Akun TMS Goal mengunggah ilustrasi lemari trofi negara-negara Asia Tenggara, lalu menempatkan telur dan bendera Belanda di slot Indonesia, tepat saat hasil imbang 1-1 lawan Singapura menutup langkah Garuda di ASEAN Championship 2026.
Dalam unggahan itu, Thailand digambarkan memiliki tujuh trofi, Singapura empat, Vietnam tiga, dan Malaysia satu.
Indonesia tidak diberi gambar piala, melainkan sebuah telur dengan penanda 0 trofi.
Di sisi yang sama, TMS Goal juga menaruh bendera Belanda yang langsung dibaca warganet sebagai sindiran terhadap banyaknya pemain keturunan di skuad Garuda.
TMS Goal melengkapi unggahan tersebut dengan takarir singkat, “Kesian”.
Unggahan bernada satir itu kemudian cepat beredar di kalangan pencinta sepak bola Asia Tenggara dan memicu gelombang komentar dari akun-akun asal Indonesia yang menyerbu kolom balasan mereka.

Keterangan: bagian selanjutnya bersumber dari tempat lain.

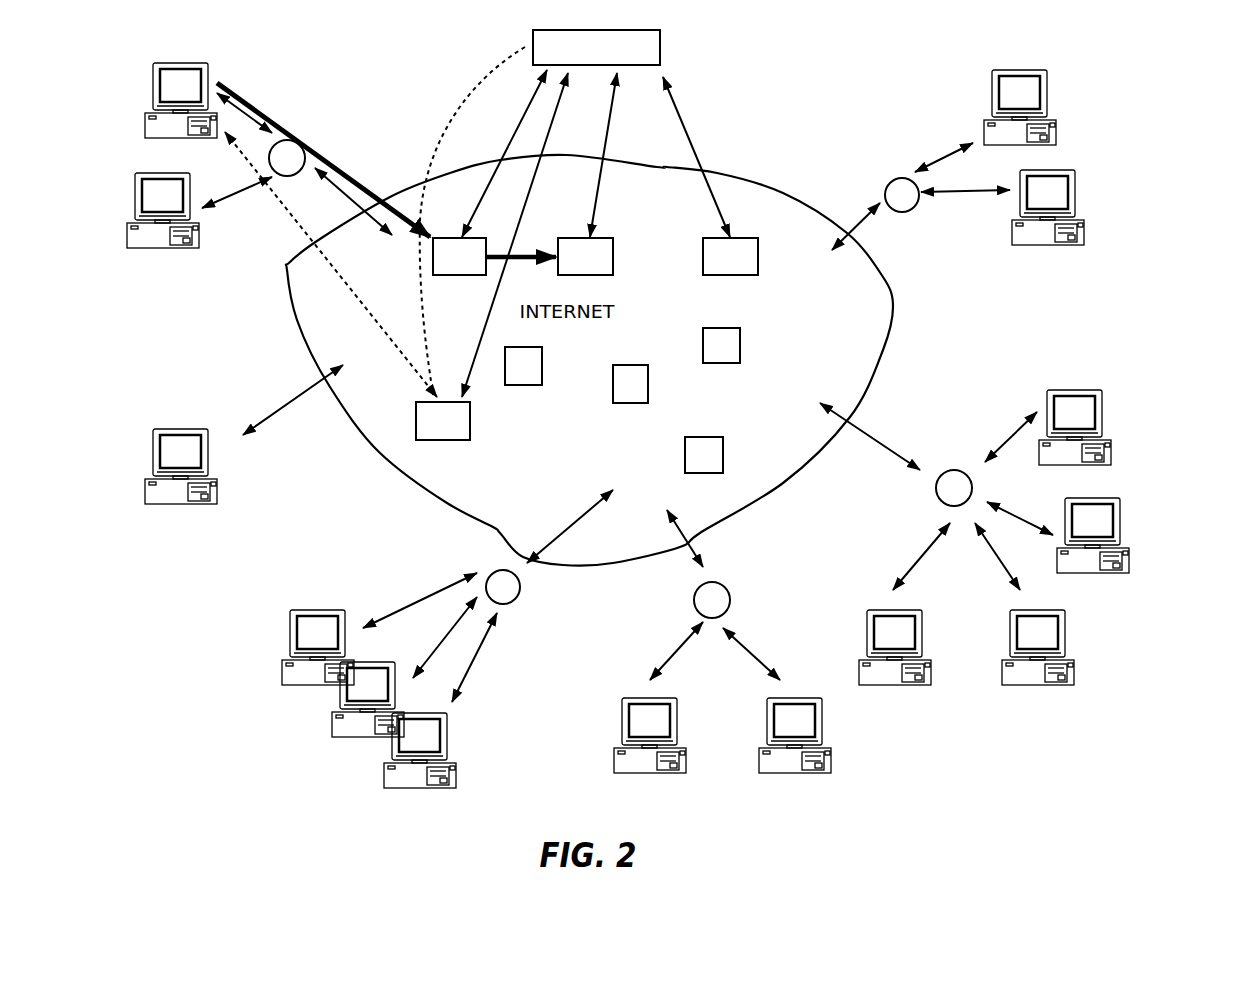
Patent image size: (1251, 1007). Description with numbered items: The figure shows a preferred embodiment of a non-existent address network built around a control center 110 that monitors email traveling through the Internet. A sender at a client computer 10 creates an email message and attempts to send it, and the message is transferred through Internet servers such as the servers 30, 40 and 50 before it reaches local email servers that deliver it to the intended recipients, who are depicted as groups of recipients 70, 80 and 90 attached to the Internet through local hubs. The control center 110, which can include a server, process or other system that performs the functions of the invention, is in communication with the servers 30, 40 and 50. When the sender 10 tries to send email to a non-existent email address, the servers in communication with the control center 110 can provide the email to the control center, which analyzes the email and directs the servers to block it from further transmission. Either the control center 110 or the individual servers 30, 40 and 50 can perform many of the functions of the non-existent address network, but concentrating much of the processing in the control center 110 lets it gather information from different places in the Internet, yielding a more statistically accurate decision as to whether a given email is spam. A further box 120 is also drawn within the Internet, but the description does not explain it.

The client computer 10 is at (155, 65).
The server 30 is at (459, 256).
The server 40 is at (585, 256).
The server 50 is at (730, 256).
The recipients 70 is at (278, 742).
The recipients 80 is at (1175, 638).
The recipients 90 is at (1125, 135).
The control center 110 is at (596, 47).
The server 120 is at (443, 421).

Sindiran Muncul Sebelum Indonesia Tersingkir
Konteks kemunculan unggahan itu tak lepas dari hasil pertandingan terakhir Grup A pada hari yang sama.
Indonesia harus puas bermain imbang 1-1 melawan Singapura, sementara Vietnam menundukkan Kamboja 3-1.
Hasil tersebut memastikan Vietnam dan Singapura lolos ke semifinal, sedangkan Indonesia kembali terhenti di fase grup.
Karena itu, sindiran TMS Goal bukan hanya menyorot kegagalan Indonesia pada edisi 2026, tetapi juga mengangkat kembali fakta bahwa Garuda belum pernah menjuarai Piala AFF sejak turnamen ini pertama kali digelar pada 1996.
Rekor tanpa trofi itulah yang dijadikan bahan olok-olok melalui simbol telur di lemari trofi Indonesia.
Reaksi netizen Indonesia pun muncul bukan semata karena ejekan soal nol gelar.
Penempatan bendera Belanda ikut memanaskan suasana karena menyentuh perdebatan lama mengenai proyek naturalisasi dan identitas skuad Timnas Indonesia.
Kombinasi dua simbol itu membuat unggahan TMS Goal cepat berubah dari candaan antarsuporter menjadi bahan perbincangan luas di media sosial.
Hingga Sabtu pagi, 8 Agustus 2026, unggahan tersebut masih menjadi sorotan karena muncul di tengah kekecewaan publik setelah Indonesia kembali gagal melangkah jauh di turnamen Asia Tenggara.